The logic is clear: scale production, integrate with global supply chains, and attract foreign and domestic investment into strategic sectors. However, the success of these programs will depend on whether they can create long-term ecosystems rather than short-term subsidy-driven output increases.

Global industrial champions do not emerge from incentives alone. They require deep technological capabilities, strong supply chains, skilled human capital, and long-term policy coherence.

Global Competition in a Fragmented World

The challenge for India has become even more complex in the emerging geopolitical environment. Global supply chains are being restructured due to trade conflicts, technological competition, and national security concerns. Industrial policy is returning worldwide, with the United States, Europe, China, and Japan investing heavily in strategic sectors such as semiconductors, artificial intelligence, and green technologies.
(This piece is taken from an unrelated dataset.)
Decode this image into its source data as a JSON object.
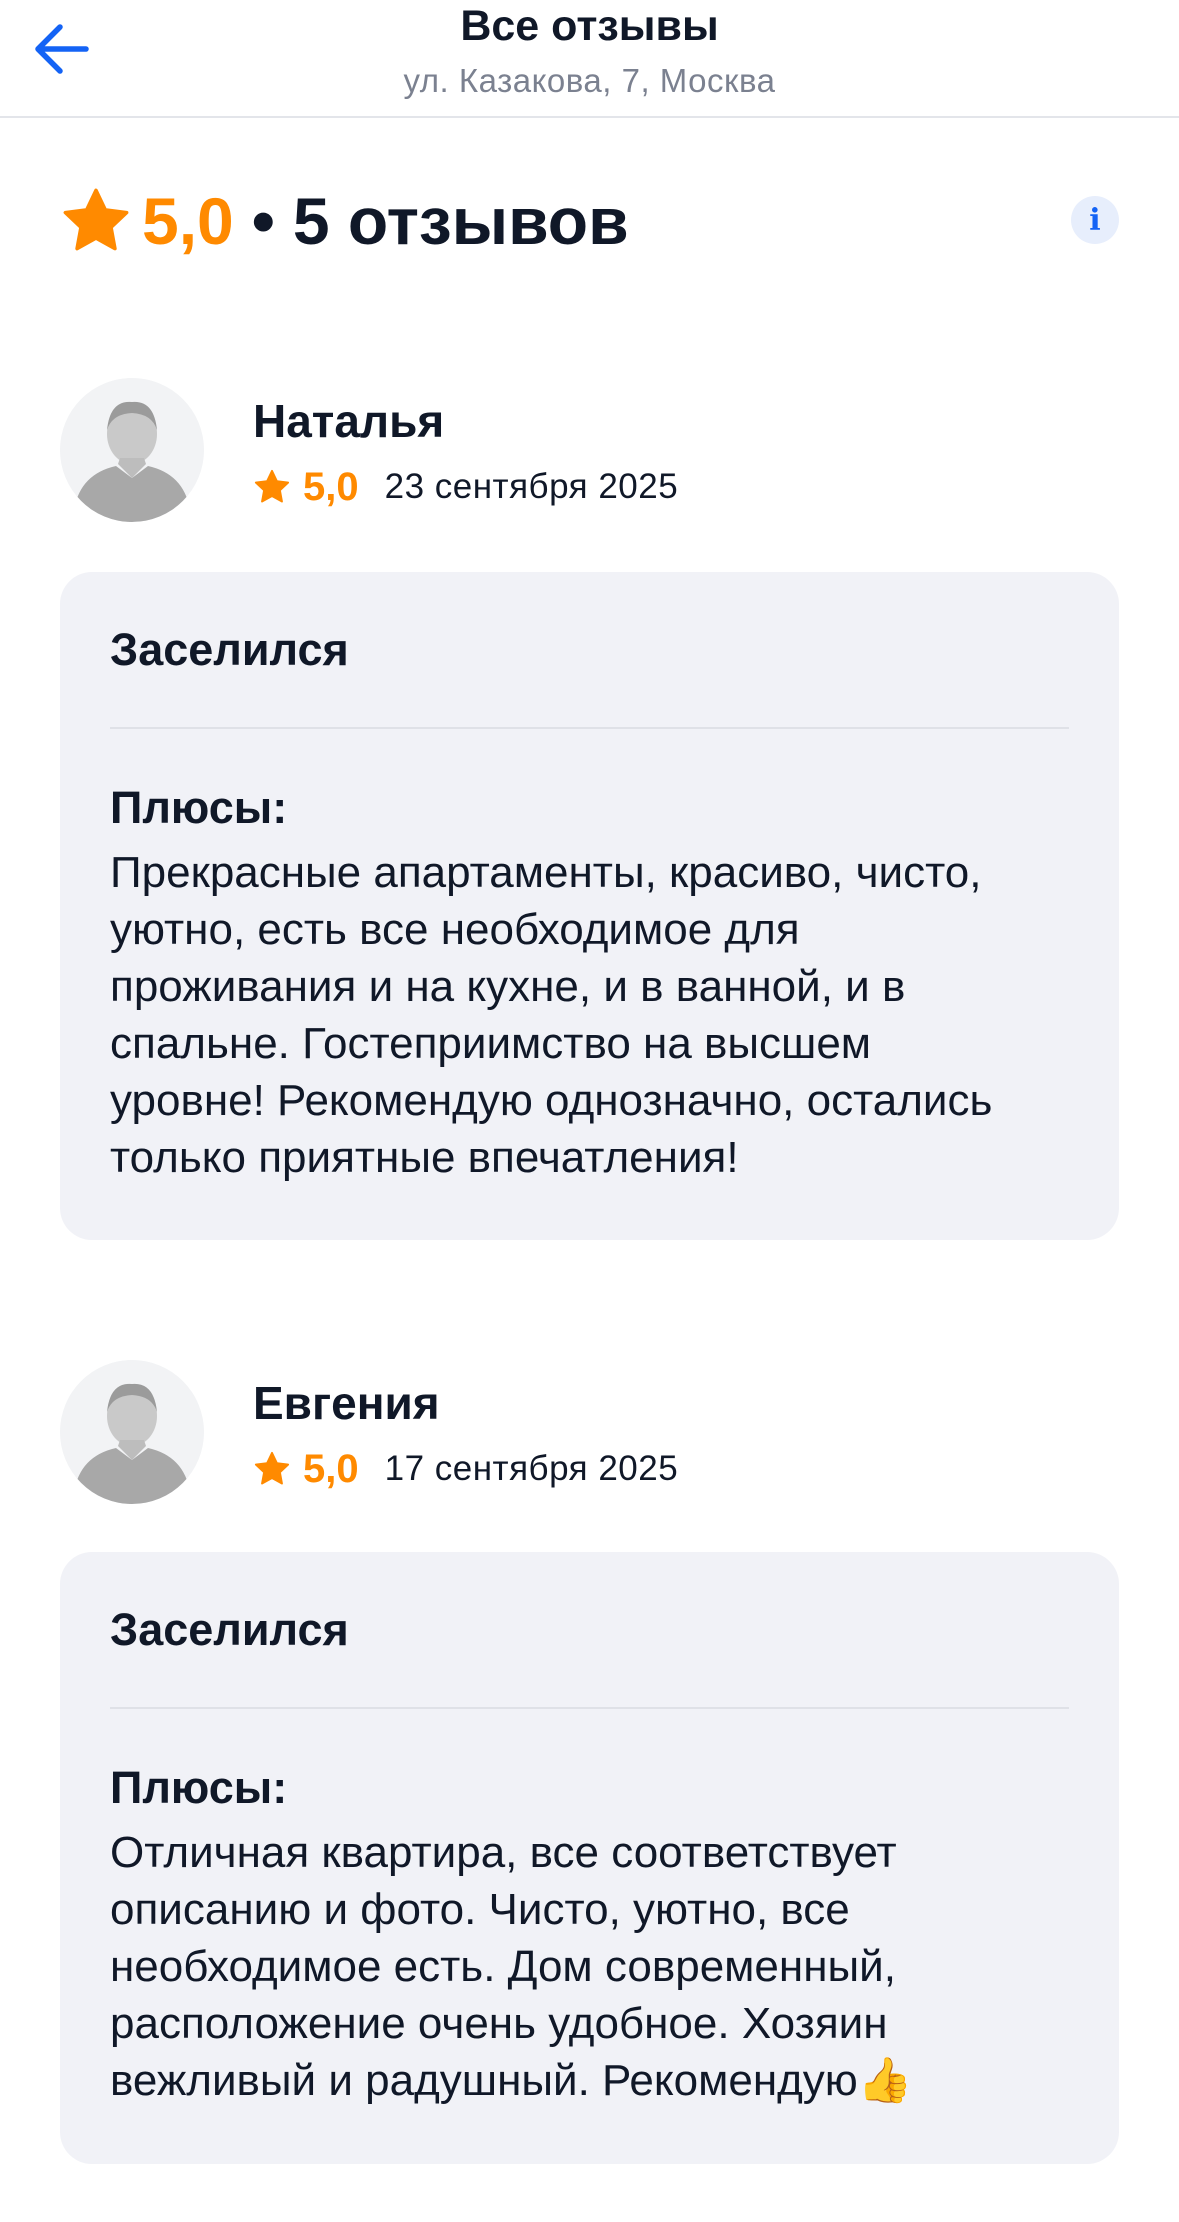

This creates both opportunities and risks for India. On one hand, the global search for alternative manufacturing locations could position India as a major production hub. On the other hand, the scale and speed of industrial investment required to compete with established ecosystems remain enormous.

If India fails to accelerate its industrial capabilities, it risks remaining a large market rather than becoming a dominant producer in the global economy.

The Future Question: Can India Still Build Global Champions?

India’s demographic scale, technological talent, and expanding domestic market provide a powerful foundation for industrial growth. However, creating globally competitive firms requires more than market size. It demands coordinated policy, deep investment in research and development, world-class infrastructure, and strong industrial clusters.

Countries that succeeded in building global champions followed a long-term national strategy that combined state support with disciplined market competition. India must now decide whether it is prepared to adopt a similarly ambitious industrial vision.

The next two decades will be decisive. If India can align its industrial policy with technological innovation, export competitiveness, and manufacturing scale, it could still produce globally dominant firms. If not, the country may continue to excel in services while missing the opportunity to lead the next generation of industrial transformation.

In a rapidly shifting global economy, the real question is not whether India has the potential to create international champions—it clearly does. The deeper question is whether its policy ecosystem can evolve fast enough to convert that potential into reality.